Cerdas di bidang apa? Cerdas di bidangnya masing-masing.

Secara sederhana kecerdasan adalah kemampuan seorang individu untuk menyelesaikan masalah dalam kehidupannya. Dalam menyelesaikan masalah tersebut masing-masing punya jalan atau cara sendiri-sendiri yang belum tentu sama antarindividu.

Sependapat dengan Gardner, praktisi Pendidikan Indonesia Munif chatib dalam buku “Sekolahnya Manusia”, menegaskan bahwa setiap siswa merupakan individu yang cerdas.

Kita tidak bisa memaksa agar semua anak harus pintar matematika, pintar bahasa atau pintar yang lain. Yang jelas, masing-masing anak punya kecerdasan di bidangnya masing-masing.

Yang perlu digarisbawahi dalam konteks kecerdasan adalah kecerdasan bersifat dinamis. Tidak statis.

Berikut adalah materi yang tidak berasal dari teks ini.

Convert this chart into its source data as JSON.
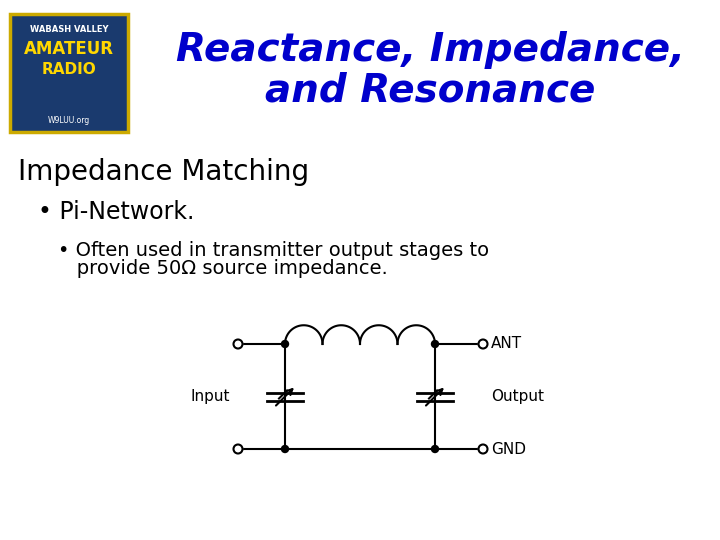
{
  "title_line1": "Reactance, Impedance,",
  "title_line2": "and Resonance",
  "title_color": "#0000CC",
  "title_fontsize": 28,
  "heading": "Impedance Matching",
  "heading_fontsize": 20,
  "bullet1": "Pi-Network.",
  "bullet1_fontsize": 17,
  "bullet2_line1": "• Often used in transmitter output stages to",
  "bullet2_line2": "   provide 50Ω source impedance.",
  "bullet2_fontsize": 14,
  "bg_color": "#ffffff",
  "text_color": "#000000",
  "circuit_color": "#000000",
  "logo_bg": "#1a3a6e",
  "logo_border": "#ccaa00",
  "logo_text1": "WABASH VALLEY",
  "logo_text2": "AMATEUR",
  "logo_text3": "RADIO",
  "logo_text4": "W9LUU.org"
}
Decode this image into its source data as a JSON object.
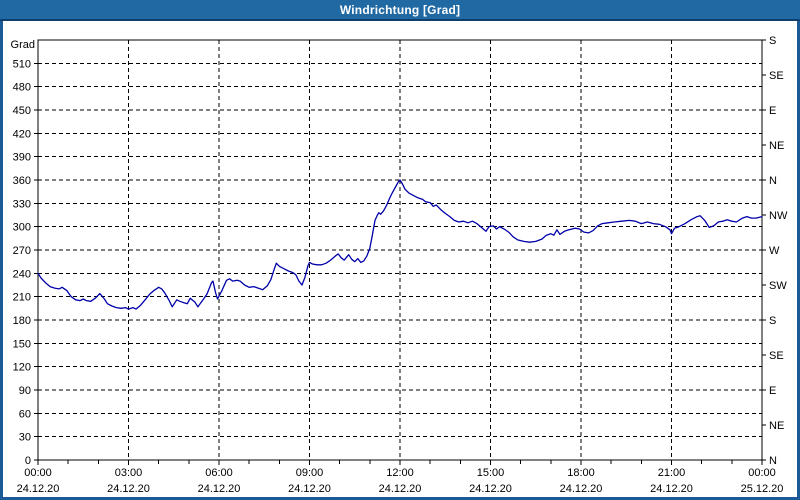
{
  "window": {
    "title": "Windrichtung [Grad]"
  },
  "colors": {
    "titlebar_bg": "#2169A3",
    "titlebar_underline": "#0D3E6D",
    "frame_border": "#1A5A96",
    "panel_bg": "#FFFFFF",
    "axis": "#000000",
    "grid": "#000000",
    "label": "#000000",
    "series_line": "#0000AA"
  },
  "chart_data": {
    "type": "line",
    "title": "Windrichtung [Grad]",
    "ylabel_left": "Grad",
    "ylim": [
      0,
      540
    ],
    "xlim_hours": [
      0,
      24
    ],
    "grid": "dashed",
    "legend": "none",
    "y_left_ticks": [
      0,
      30,
      60,
      90,
      120,
      150,
      180,
      210,
      240,
      270,
      300,
      330,
      360,
      390,
      420,
      450,
      480,
      510
    ],
    "y_right_ticks": [
      {
        "deg": 540,
        "label": "S"
      },
      {
        "deg": 495,
        "label": "SE"
      },
      {
        "deg": 450,
        "label": "E"
      },
      {
        "deg": 405,
        "label": "NE"
      },
      {
        "deg": 360,
        "label": "N"
      },
      {
        "deg": 315,
        "label": "NW"
      },
      {
        "deg": 270,
        "label": "W"
      },
      {
        "deg": 225,
        "label": "SW"
      },
      {
        "deg": 180,
        "label": "S"
      },
      {
        "deg": 135,
        "label": "SE"
      },
      {
        "deg": 90,
        "label": "E"
      },
      {
        "deg": 45,
        "label": "NE"
      },
      {
        "deg": 0,
        "label": "N"
      }
    ],
    "x_ticks": [
      {
        "hour": 0,
        "time": "00:00",
        "date": "24.12.20"
      },
      {
        "hour": 3,
        "time": "03:00",
        "date": "24.12.20"
      },
      {
        "hour": 6,
        "time": "06:00",
        "date": "24.12.20"
      },
      {
        "hour": 9,
        "time": "09:00",
        "date": "24.12.20"
      },
      {
        "hour": 12,
        "time": "12:00",
        "date": "24.12.20"
      },
      {
        "hour": 15,
        "time": "15:00",
        "date": "24.12.20"
      },
      {
        "hour": 18,
        "time": "18:00",
        "date": "24.12.20"
      },
      {
        "hour": 21,
        "time": "21:00",
        "date": "24.12.20"
      },
      {
        "hour": 24,
        "time": "00:00",
        "date": "25.12.20"
      }
    ],
    "x_minor_step_hours": 1,
    "series": [
      {
        "name": "Windrichtung",
        "unit": "Grad",
        "points": [
          [
            0,
            240
          ],
          [
            0.1,
            234
          ],
          [
            0.25,
            228
          ],
          [
            0.4,
            223
          ],
          [
            0.55,
            221
          ],
          [
            0.7,
            220
          ],
          [
            0.8,
            222
          ],
          [
            0.95,
            218
          ],
          [
            1.1,
            210
          ],
          [
            1.25,
            206
          ],
          [
            1.4,
            205
          ],
          [
            1.5,
            207
          ],
          [
            1.6,
            205
          ],
          [
            1.75,
            204
          ],
          [
            1.9,
            208
          ],
          [
            2.05,
            214
          ],
          [
            2.2,
            207
          ],
          [
            2.3,
            201
          ],
          [
            2.45,
            198
          ],
          [
            2.6,
            196
          ],
          [
            2.75,
            195
          ],
          [
            2.9,
            196
          ],
          [
            3.0,
            194
          ],
          [
            3.15,
            196
          ],
          [
            3.25,
            194
          ],
          [
            3.4,
            199
          ],
          [
            3.55,
            206
          ],
          [
            3.7,
            213
          ],
          [
            3.85,
            218
          ],
          [
            4.0,
            222
          ],
          [
            4.1,
            220
          ],
          [
            4.2,
            215
          ],
          [
            4.35,
            205
          ],
          [
            4.45,
            197
          ],
          [
            4.6,
            206
          ],
          [
            4.7,
            204
          ],
          [
            4.85,
            202
          ],
          [
            4.95,
            201
          ],
          [
            5.05,
            208
          ],
          [
            5.2,
            203
          ],
          [
            5.3,
            197
          ],
          [
            5.45,
            205
          ],
          [
            5.6,
            213
          ],
          [
            5.75,
            228
          ],
          [
            5.8,
            230
          ],
          [
            5.88,
            216
          ],
          [
            5.95,
            207
          ],
          [
            6.1,
            218
          ],
          [
            6.25,
            231
          ],
          [
            6.35,
            233
          ],
          [
            6.45,
            230
          ],
          [
            6.6,
            231
          ],
          [
            6.7,
            230
          ],
          [
            6.85,
            225
          ],
          [
            7.0,
            222
          ],
          [
            7.15,
            223
          ],
          [
            7.3,
            221
          ],
          [
            7.45,
            219
          ],
          [
            7.6,
            224
          ],
          [
            7.72,
            232
          ],
          [
            7.82,
            244
          ],
          [
            7.9,
            253
          ],
          [
            8.0,
            249
          ],
          [
            8.15,
            246
          ],
          [
            8.3,
            243
          ],
          [
            8.45,
            241
          ],
          [
            8.55,
            238
          ],
          [
            8.65,
            230
          ],
          [
            8.75,
            225
          ],
          [
            8.85,
            235
          ],
          [
            8.95,
            250
          ],
          [
            9.0,
            254
          ],
          [
            9.1,
            252
          ],
          [
            9.25,
            251
          ],
          [
            9.4,
            251
          ],
          [
            9.55,
            253
          ],
          [
            9.7,
            257
          ],
          [
            9.85,
            262
          ],
          [
            9.95,
            265
          ],
          [
            10.05,
            260
          ],
          [
            10.15,
            257
          ],
          [
            10.3,
            264
          ],
          [
            10.4,
            258
          ],
          [
            10.5,
            255
          ],
          [
            10.6,
            259
          ],
          [
            10.7,
            254
          ],
          [
            10.8,
            256
          ],
          [
            10.9,
            262
          ],
          [
            11.0,
            272
          ],
          [
            11.08,
            288
          ],
          [
            11.17,
            308
          ],
          [
            11.25,
            315
          ],
          [
            11.3,
            318
          ],
          [
            11.36,
            316
          ],
          [
            11.45,
            320
          ],
          [
            11.55,
            327
          ],
          [
            11.65,
            336
          ],
          [
            11.75,
            344
          ],
          [
            11.85,
            351
          ],
          [
            11.95,
            358
          ],
          [
            12.0,
            360
          ],
          [
            12.08,
            355
          ],
          [
            12.17,
            348
          ],
          [
            12.3,
            343
          ],
          [
            12.45,
            340
          ],
          [
            12.6,
            337
          ],
          [
            12.75,
            335
          ],
          [
            12.85,
            332
          ],
          [
            13.0,
            331
          ],
          [
            13.1,
            326
          ],
          [
            13.2,
            328
          ],
          [
            13.35,
            322
          ],
          [
            13.5,
            317
          ],
          [
            13.65,
            313
          ],
          [
            13.8,
            308
          ],
          [
            13.95,
            306
          ],
          [
            14.1,
            307
          ],
          [
            14.25,
            305
          ],
          [
            14.4,
            307
          ],
          [
            14.55,
            304
          ],
          [
            14.7,
            299
          ],
          [
            14.85,
            294
          ],
          [
            14.95,
            300
          ],
          [
            15.1,
            301
          ],
          [
            15.2,
            297
          ],
          [
            15.3,
            300
          ],
          [
            15.45,
            297
          ],
          [
            15.6,
            293
          ],
          [
            15.75,
            287
          ],
          [
            15.9,
            283
          ],
          [
            16.1,
            281
          ],
          [
            16.3,
            280
          ],
          [
            16.5,
            281
          ],
          [
            16.7,
            284
          ],
          [
            16.85,
            289
          ],
          [
            17.0,
            291
          ],
          [
            17.1,
            289
          ],
          [
            17.2,
            296
          ],
          [
            17.3,
            290
          ],
          [
            17.45,
            294
          ],
          [
            17.6,
            296
          ],
          [
            17.8,
            298
          ],
          [
            17.95,
            297
          ],
          [
            18.1,
            293
          ],
          [
            18.25,
            292
          ],
          [
            18.4,
            295
          ],
          [
            18.55,
            301
          ],
          [
            18.7,
            304
          ],
          [
            18.9,
            305
          ],
          [
            19.1,
            306
          ],
          [
            19.35,
            307
          ],
          [
            19.6,
            308
          ],
          [
            19.8,
            307
          ],
          [
            20.0,
            304
          ],
          [
            20.2,
            306
          ],
          [
            20.4,
            304
          ],
          [
            20.6,
            303
          ],
          [
            20.8,
            300
          ],
          [
            20.95,
            296
          ],
          [
            21.0,
            291
          ],
          [
            21.1,
            298
          ],
          [
            21.25,
            300
          ],
          [
            21.45,
            304
          ],
          [
            21.65,
            309
          ],
          [
            21.85,
            313
          ],
          [
            21.95,
            314
          ],
          [
            22.1,
            308
          ],
          [
            22.25,
            299
          ],
          [
            22.4,
            301
          ],
          [
            22.55,
            306
          ],
          [
            22.7,
            307
          ],
          [
            22.85,
            309
          ],
          [
            23.0,
            307
          ],
          [
            23.15,
            306
          ],
          [
            23.35,
            311
          ],
          [
            23.5,
            313
          ],
          [
            23.65,
            311
          ],
          [
            23.8,
            311
          ],
          [
            24.0,
            313
          ]
        ]
      }
    ]
  }
}
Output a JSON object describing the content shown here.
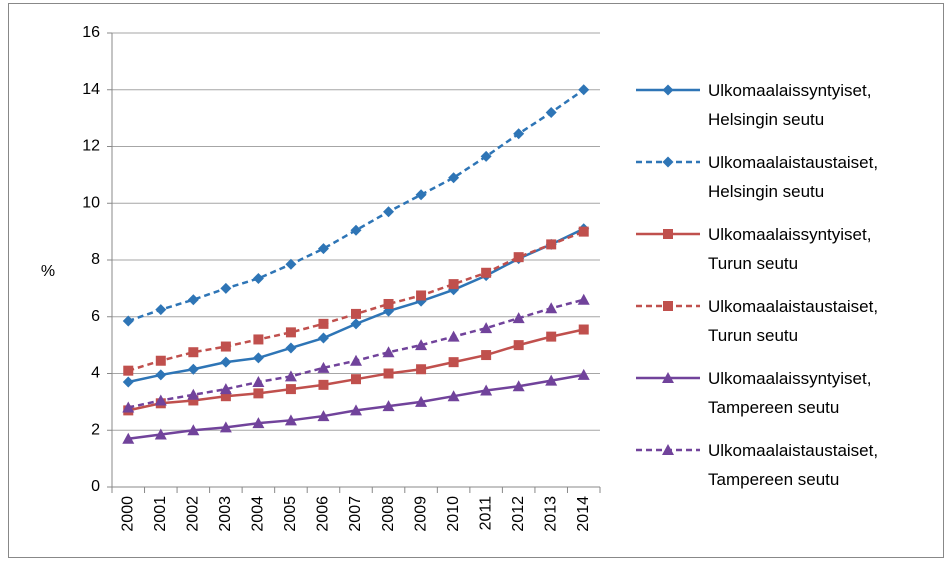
{
  "chart_data": {
    "type": "line",
    "y_label": "%",
    "categories": [
      "2000",
      "2001",
      "2002",
      "2003",
      "2004",
      "2005",
      "2006",
      "2007",
      "2008",
      "2009",
      "2010",
      "2011",
      "2012",
      "2013",
      "2014"
    ],
    "ylim": [
      0,
      16
    ],
    "yticks": [
      0,
      2,
      4,
      6,
      8,
      10,
      12,
      14,
      16
    ],
    "grid": true,
    "legend": "right",
    "series": [
      {
        "name": "Ulkomaalaissyntyiset, Helsingin seutu",
        "color": "#2e75b6",
        "dash": false,
        "marker": "diamond",
        "values": [
          3.7,
          3.95,
          4.15,
          4.4,
          4.55,
          4.9,
          5.25,
          5.75,
          6.2,
          6.55,
          6.95,
          7.45,
          8.05,
          8.55,
          9.1
        ]
      },
      {
        "name": "Ulkomaalaistaustaiset, Helsingin seutu",
        "color": "#2e75b6",
        "dash": true,
        "marker": "diamond",
        "values": [
          5.85,
          6.25,
          6.6,
          7.0,
          7.35,
          7.85,
          8.4,
          9.05,
          9.7,
          10.3,
          10.9,
          11.65,
          12.45,
          13.2,
          14.0
        ]
      },
      {
        "name": "Ulkomaalaissyntyiset, Turun seutu",
        "color": "#c0504d",
        "dash": false,
        "marker": "square",
        "values": [
          2.7,
          2.95,
          3.05,
          3.2,
          3.3,
          3.45,
          3.6,
          3.8,
          4.0,
          4.15,
          4.4,
          4.65,
          5.0,
          5.3,
          5.55
        ]
      },
      {
        "name": "Ulkomaalaistaustaiset, Turun seutu",
        "color": "#c0504d",
        "dash": true,
        "marker": "square",
        "values": [
          4.1,
          4.45,
          4.75,
          4.95,
          5.2,
          5.45,
          5.75,
          6.1,
          6.45,
          6.75,
          7.15,
          7.55,
          8.1,
          8.55,
          9.0
        ]
      },
      {
        "name": "Ulkomaalaissyntyiset, Tampereen seutu",
        "color": "#71439b",
        "dash": false,
        "marker": "triangle",
        "values": [
          1.7,
          1.85,
          2.0,
          2.1,
          2.25,
          2.35,
          2.5,
          2.7,
          2.85,
          3.0,
          3.2,
          3.4,
          3.55,
          3.75,
          3.95
        ]
      },
      {
        "name": "Ulkomaalaistaustaiset, Tampereen seutu",
        "color": "#71439b",
        "dash": true,
        "marker": "triangle",
        "values": [
          2.8,
          3.05,
          3.25,
          3.45,
          3.7,
          3.9,
          4.2,
          4.45,
          4.75,
          5.0,
          5.3,
          5.6,
          5.95,
          6.3,
          6.6
        ]
      }
    ]
  }
}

Artinya kecerdasan itu bisa berubah dan bisa juga berkembang. Bisa hidup, bahkan bisa juga mati. Tergantung dalam kendali individu kita masing-masing.

Kecerdasan dalam arti yang sangat sederhana adalah suatu kebiasaan individu yang dilakukan secara berulang-ulang.

Contoh: misalnya, siswa A dalam setiap harinya selalu belajar matematika, pagi-siang-sore, bulan pertama-bulan kedua selalu belajar matematika. Maka tidak heran jika siswa tersebut akhirnya menjadi pribadi yang cerdas di bidang matematika.

Demikian juga siswa B, misalnya. Dalam setiap harinya selalu gemar bermain musik di waktu pagi-siang-sore, di rumahnya sendiri, di rumah temannya, bahkan di sekolahnya juga masih menyempatkan bermain musik.

Maka, tidak heran jika siswa B akhirnya menjadi individu yang punya kecerdasan tinggi di bidang musik.

Apakah siswa A tersebut selamanya, kecerdasannya adalah cerdas di bidang matematika? Apakah siswa B tersebut selamanya, juga kecerdasannya di bidang musik?

Bisa iya, bisa juga tidak. Jawabannya adalah tergantung.

Kalau siswa A dan siswa B konsisten sekaligus komitmen menekuni bidang matematika atau bidang musik, ya jawabannya adalah dia akan konsisten di kecerdasannya tersebut.

Namun, jika siswa A, pada masa sekolah SMA lebih menekuni bidang olahraga, misalnya. Sementara pelajaran matematika sudah tidak dipelajari intensif lagi, maka bisa jadi kecerdasan matematika yang dulunya tinggi akan berada di nomor kesekian di bawah kecerdasan kinestetik atau olahraga.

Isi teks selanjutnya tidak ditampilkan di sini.